Читать онлайн О душах живых и мертвых - Алексей Новиков

Шрифт:

-
+

Интервал:

-
+

Закладка:

Сделать
1 ... 19 20 21 22 23 24 25 26 27 ... 106
Перейти на страницу:

Бенкендорф развел руками.

– Если бы мы были всемогущими, ваше превосходительство! – Он выдержал паузу, всю значимость которой должен был оценить собеседник. – Впрочем, русские власти всегда будут стоять на страже справедливости, – заключил шеф жандармов. – Не сомневайтесь в искренности моих слов.

Проводив гостя, Бенкендорф с особым вниманием перечитал копию показаний секунданта Лермонтова, Алексея Аркадьевича Столыпина.

После ареста Лермонтова Столыпин почувствовал, что над головой поэта собираются грозовые тучи. Было похоже, что молнии готовы ударить откуда-то с высоты. Интрига, если и начала ее Тереза Бахерахт, давно дошла до дворцовых сфер. А Столыпина никто не звал, никто не допрашивал.

Тогда он обратился к помощнику Бенкендорфа, заявляя о своем участии в дуэли и требуя привлечения к делу.

Но генерал Дубельт или был занят другими делами, или полагал, что секундант Лермонтова никого не интересует. Столыпину пришлось потревожить самого Бенкендорфа.

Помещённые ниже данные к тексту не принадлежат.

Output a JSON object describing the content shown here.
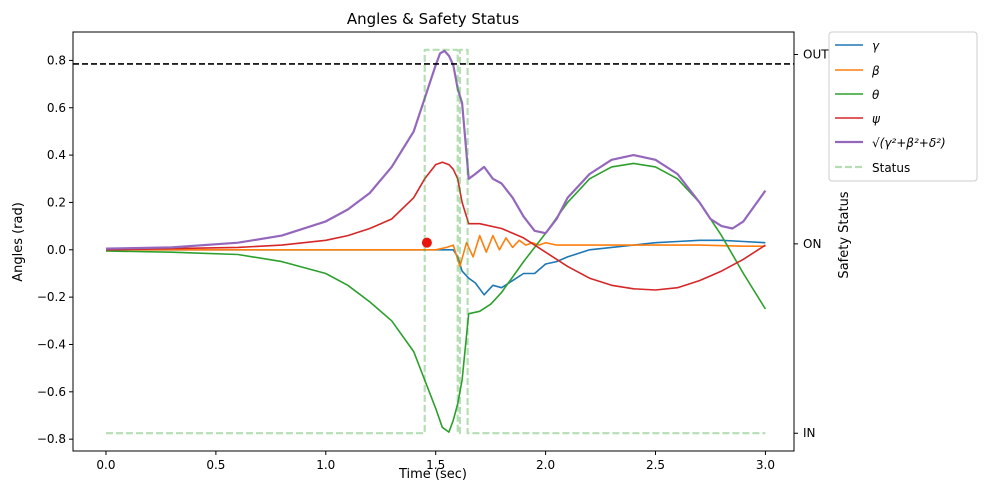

Нельзя было сделать шага более неудачного. Столыпина немедленно арестовали и подробно допросили. Собственно говоря, Алексей Аркадьевич не имел никаких оснований обращаться к жандармам. Как ни всемогуще было ведомство графа Бенкендорфа, не оно ведало до сих пор следствием о дуэли. Но, должно быть, Столыпин, как и многие россияне, был убежден, что все пути ведут к Бенкендорфу, а может быть, подтолкнул его страх неизвестности.

Да и граф Бенкендорф, осведомившись о дуэли, вовсе не обязан был ею заниматься. Мало ли стреляются господа офицеры. Иное дело, когда обозначилась перед глазами шефа жандармов фамилия поручика Лермонтова. Отныне граф Бенкендорф, формально не участвуя в следствии, уже ни на минуту о нем не забывал.

Сначала Столыпин показал, что выстрелы противников последовали так скоро один за другим, что нельзя было определить, чей именно выстрел был сделан прежде.

Этот неопределенный ответ Столыпина не мог удовлетворить любопытство голубых мундиров. Ведь Лермонтов показывал, что он намеренно выстрелил в сторону. Может ли подтвердить именно это обстоятельство господин Столыпин?

Столыпин долго обдумывал ответ. После колебаний он нашел наконец новую, но столь же двусмысленную формулу:

«Направление пистолета Лермонтова при выстреле не могу определить и могу только сказать, что он не целился в де Баранта».

С тем Столыпина и отпустили. Он был немедленно освобожден. Правда, где-то в тайниках души оставалось чувство неловкости: не купил ли он свободу слишком дорогой ценой? Но кто обратит внимание на ничтожную мелочь, которая будет навсегда похоронена в следственных протоколах!.. К тому же он сам был теперь не уверен: может быть, он и не видел, куда был направлен пистолет Лермонтова… «Ну конечно, не видел», – окончательно успокоил встревоженную совесть Алексей Аркадьевич.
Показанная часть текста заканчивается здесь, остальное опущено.